Direktur LBL, Stef Landu Paranggi, mrengatakan sosialisasi ini bertujuan untuk menghapus tindak kekerasan seksual terhadap masyarakat adat. Terutama untuk perempuan adat, baik itu kekerasan dalam rumah tangga maupun kekerasan seksual. Isu ini menjadi perhatian serius pemerintah dan aktivis kemanusiaan karena angka kekerasan seksual yang terus meningkat. Dengan masyarakat adat, anak-anak, dan kaum disabilitas sebagai kelompok yang paling rentan.
Korban kekerasan seksual di pedesaan sering kali luput dari pantauan aparat penegak hukum. Ini terjadi karena berbagai faktor, seperti minimnya pengetahuan tentang kategori atau jenis kekerasan seksual. Juga ketidaktahuan tentang cara pelaporan, serta diskriminasi dari keluarga atau masyarakat. Oleh karena itu, LBL dengan dukungan KEMITRAAN melalui Program ESTUNGKARA, memandang perlu untuk melakukan sosialisasi UUTPKS Nomor 12 Tahun 2022.

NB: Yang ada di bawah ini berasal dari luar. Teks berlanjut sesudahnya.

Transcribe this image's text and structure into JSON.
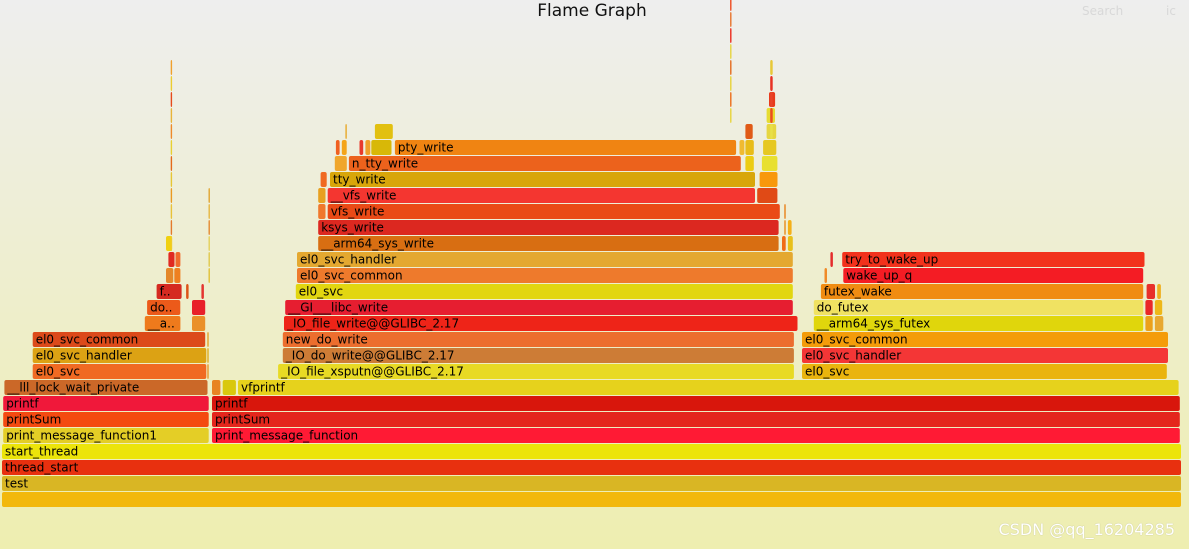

Narasumber dalam sosialisasi ini adalah Kanit PPA Polres Sumba Timur, IPTU Ahmad Furgan. Berdasarkan data Polres Sumba Timur, kasus kekerasan seksual di wilayah ini sangat tinggi. Menempatkan Sumba Timur pada peringkat keempat di Nusa Tenggara Timur. Banyak kasus yang ditangani melibatkan pelecehan seksual oleh orang tua kandung terhadap anak, orang tua wali, bahkan terjadi di lingkungan sekolah. Penyebabnya beragam, seperti konsumsi minuman keras dan menonton film porno.
Dalam materinya, IPTU Ahmad Furgan menjelaskan pengertian kekerasan seksual mencakup segala perbuatan yang memenuhi unsur tindak pidana. Sebagaimana diatur dalam undang-undang. Tujuan umum dari pengaturan tindak pidana kekerasan seksual didasarkan pada asas-asas penghargaan atas harkat dan martabat manusia. Juga pencegahan segala bentuk kekerasan seksual, penanganan, perlindungan, dan pemulihan hak korban, serta menciptakan lingkungan tanpa kekerasan seksual.
Beliau juga menjelaskan bentuk-bentuk tindak KS, termasuk pelecehan seksual non-fisik, pelecehan seksual fisik, pemaksaan kontrasepsi, pemaksaan sterilisasi, pemaksaan perkawinan, penyiksaan seksual, perbudakan seksual, dan kekerasan seksual berbasis elektronik. Hukuman bagi pelaku kekerasan seksual sangat berat, mulai dari hukuman penjara bertahun-tahun, denda, hingga hukuman kebiri.
Pelaksanaan sosialisasi ini mendapat apresiasi dari pemerintah desa dan seluruh unsur masyarakat adat. Mereka sangat berterima kasih kepada LBL dan pihak kepolisian yang telah memberikan pemahaman tentang UUTPKS. Diharapkan adanya sosialisasi ini, masyarakat di desa dampingan LBL dapat terhindar dari tindak KS dan lebih sadar akan hak-hak mereka.
Melalui upaya sosialisasi ini, LBL berharap dapat meningkatkan kesadaran masyarakat tentang pentingnya penghapusan KS. Khususnya di komunitas adat yang sering kali menjadi korban yang tak terlihat. Mari kita dukung bersama upaya LBL dan pihak terkait dalam menciptakan lingkungan yang aman dan bebas dari kekerasan seksual.